(700f) Hydrodeoxygenation of Acetic Acid As a Model Compound for the Aqueous Phase Catalytic Pyrolysis Oils

Authors: 
Jahromi, H., Utah State University
Agblevor, F., Utah State University
Catalytic pyrolysis of biomass generates organic, aqueous, gaseous and solid fractions. The organic fraction can be easily hydrotreated to produce hydrocarbons, but the aqueous phase that contains between 10 to 25% soluble organics can pose challenges in wastewater treatment. The aqueous fraction from the catalytic pyrolysis of Pinyon Juniper wood was characterized for its organic content. The fraction contained about 15 wt% organic compounds determined from Karl Fischer analysis. The organic fractions were further characterized using gas chromatography and mass selective detection (GC/MS). The analysis showed that the dissolved organics were composed of acetic acid, ketones, aldehydes, and phenolic compounds. In this study we investigated the hydrodeoxygenation (HDO) of 15 wt.% acetic acid solution to represent aqueous phase Pinyon Juniper catalytic pyrolysis oil (APPJCPO).
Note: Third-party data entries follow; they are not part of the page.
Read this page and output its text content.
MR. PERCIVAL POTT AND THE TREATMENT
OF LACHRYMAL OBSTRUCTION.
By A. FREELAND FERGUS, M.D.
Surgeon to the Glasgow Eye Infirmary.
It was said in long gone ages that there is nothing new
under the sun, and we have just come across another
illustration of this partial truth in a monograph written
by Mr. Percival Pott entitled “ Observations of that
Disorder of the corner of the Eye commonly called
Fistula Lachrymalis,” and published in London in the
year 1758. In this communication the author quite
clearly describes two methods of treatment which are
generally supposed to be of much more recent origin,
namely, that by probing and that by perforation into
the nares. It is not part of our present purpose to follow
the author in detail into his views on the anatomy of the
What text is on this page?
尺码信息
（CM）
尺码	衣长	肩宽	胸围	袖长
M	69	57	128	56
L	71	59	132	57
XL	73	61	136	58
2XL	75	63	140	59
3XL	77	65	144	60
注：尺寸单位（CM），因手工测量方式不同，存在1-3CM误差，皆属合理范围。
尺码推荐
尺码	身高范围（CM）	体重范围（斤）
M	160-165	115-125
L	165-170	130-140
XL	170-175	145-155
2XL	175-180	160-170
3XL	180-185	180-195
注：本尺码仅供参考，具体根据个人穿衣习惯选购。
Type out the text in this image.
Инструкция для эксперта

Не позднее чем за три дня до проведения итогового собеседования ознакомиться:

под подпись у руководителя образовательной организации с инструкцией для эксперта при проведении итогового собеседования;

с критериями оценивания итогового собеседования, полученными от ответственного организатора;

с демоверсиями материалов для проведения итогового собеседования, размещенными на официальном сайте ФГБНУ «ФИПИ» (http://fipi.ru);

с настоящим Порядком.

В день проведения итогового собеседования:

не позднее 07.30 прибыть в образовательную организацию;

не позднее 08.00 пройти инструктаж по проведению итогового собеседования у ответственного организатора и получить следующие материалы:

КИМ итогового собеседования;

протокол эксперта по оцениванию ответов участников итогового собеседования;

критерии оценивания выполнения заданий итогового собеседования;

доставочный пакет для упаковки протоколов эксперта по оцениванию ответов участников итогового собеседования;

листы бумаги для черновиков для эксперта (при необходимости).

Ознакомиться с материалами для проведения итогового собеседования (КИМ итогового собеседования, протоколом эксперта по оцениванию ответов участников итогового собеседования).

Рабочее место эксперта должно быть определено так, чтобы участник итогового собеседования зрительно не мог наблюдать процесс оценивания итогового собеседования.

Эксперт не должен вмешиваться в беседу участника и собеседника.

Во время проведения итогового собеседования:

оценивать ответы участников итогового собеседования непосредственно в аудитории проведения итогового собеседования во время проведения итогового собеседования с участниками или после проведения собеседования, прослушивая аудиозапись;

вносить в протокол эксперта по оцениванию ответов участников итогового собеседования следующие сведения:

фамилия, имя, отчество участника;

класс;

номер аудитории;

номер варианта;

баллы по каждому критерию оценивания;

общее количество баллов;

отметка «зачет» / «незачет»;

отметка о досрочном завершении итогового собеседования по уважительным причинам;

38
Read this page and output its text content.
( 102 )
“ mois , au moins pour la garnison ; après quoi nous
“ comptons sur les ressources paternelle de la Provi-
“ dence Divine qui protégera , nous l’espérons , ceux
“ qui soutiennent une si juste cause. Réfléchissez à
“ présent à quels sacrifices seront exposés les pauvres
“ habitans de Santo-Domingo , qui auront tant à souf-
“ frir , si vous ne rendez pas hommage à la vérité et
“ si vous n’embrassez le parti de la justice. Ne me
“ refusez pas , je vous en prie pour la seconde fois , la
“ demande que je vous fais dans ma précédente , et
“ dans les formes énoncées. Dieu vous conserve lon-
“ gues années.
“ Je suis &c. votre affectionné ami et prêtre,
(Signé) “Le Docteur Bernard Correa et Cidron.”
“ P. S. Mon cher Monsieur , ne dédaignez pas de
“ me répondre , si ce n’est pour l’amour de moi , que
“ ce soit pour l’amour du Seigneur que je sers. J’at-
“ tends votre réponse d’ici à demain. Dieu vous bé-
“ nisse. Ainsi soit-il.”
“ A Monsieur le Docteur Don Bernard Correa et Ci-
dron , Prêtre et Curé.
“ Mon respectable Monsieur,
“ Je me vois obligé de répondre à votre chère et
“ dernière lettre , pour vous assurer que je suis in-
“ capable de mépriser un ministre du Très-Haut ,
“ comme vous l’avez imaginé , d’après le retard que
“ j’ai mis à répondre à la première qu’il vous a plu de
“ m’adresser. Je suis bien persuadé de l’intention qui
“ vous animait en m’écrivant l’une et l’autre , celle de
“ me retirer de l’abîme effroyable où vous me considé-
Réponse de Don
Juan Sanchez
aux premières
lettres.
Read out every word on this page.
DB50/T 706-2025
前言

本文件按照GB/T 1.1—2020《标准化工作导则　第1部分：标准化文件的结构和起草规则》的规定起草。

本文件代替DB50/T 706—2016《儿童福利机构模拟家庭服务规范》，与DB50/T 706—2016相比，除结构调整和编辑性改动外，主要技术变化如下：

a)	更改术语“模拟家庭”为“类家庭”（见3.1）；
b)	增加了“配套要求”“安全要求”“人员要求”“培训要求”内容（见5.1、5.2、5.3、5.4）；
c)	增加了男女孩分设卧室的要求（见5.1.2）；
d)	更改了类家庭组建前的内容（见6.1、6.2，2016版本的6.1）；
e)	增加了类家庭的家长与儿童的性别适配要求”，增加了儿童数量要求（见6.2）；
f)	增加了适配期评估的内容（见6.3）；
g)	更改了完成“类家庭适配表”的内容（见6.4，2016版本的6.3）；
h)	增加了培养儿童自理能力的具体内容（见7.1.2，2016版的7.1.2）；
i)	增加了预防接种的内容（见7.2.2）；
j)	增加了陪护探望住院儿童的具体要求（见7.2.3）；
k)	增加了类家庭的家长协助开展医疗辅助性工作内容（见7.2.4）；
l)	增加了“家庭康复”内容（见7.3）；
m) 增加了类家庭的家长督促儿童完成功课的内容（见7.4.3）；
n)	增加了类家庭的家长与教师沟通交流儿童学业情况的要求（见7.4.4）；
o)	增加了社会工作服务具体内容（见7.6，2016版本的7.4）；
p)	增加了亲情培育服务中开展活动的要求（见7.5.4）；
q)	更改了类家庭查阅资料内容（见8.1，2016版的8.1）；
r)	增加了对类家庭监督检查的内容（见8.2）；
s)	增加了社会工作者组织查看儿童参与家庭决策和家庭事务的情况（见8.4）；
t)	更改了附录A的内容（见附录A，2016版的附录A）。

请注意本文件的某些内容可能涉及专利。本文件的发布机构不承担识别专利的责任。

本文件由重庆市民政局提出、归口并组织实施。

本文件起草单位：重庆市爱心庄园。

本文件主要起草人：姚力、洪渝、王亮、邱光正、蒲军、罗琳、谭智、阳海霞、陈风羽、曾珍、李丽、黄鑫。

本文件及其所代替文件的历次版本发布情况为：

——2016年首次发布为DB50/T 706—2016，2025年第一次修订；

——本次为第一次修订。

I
HDO experiments were carried out at different temperatures (150, 250, 350, and 450 °C) using Ni/SiO2-Al2O3 catalyst in a high pressure Parr reactor. HDO of acetic acid produced acetaldehyde, ethanol, ethyl acetate, carbon dioxide, methane, ethane, and coke at different concentrations depending on the reaction temperature. Reaction pathways of acetic acid HDO were proposed based on analysis of the products. The final products of acetic acid HDO were methane, water at reaction temperature of 450 °C. HDO of APPJCPO was carried out at 450 °C. During HDO the pH of APPJCPO increased from 2.97 to 6.93. The final products of HDO of APPJCPO were water and methane. After HDO experiments, the catalyst was partially deactivated due to coke formation. This study provided insight in the reaction network of acetic acid HDO and suggests that HDO is a promising technique to overcome toxicity and corrosion of aqueous phase pyrolysis oil.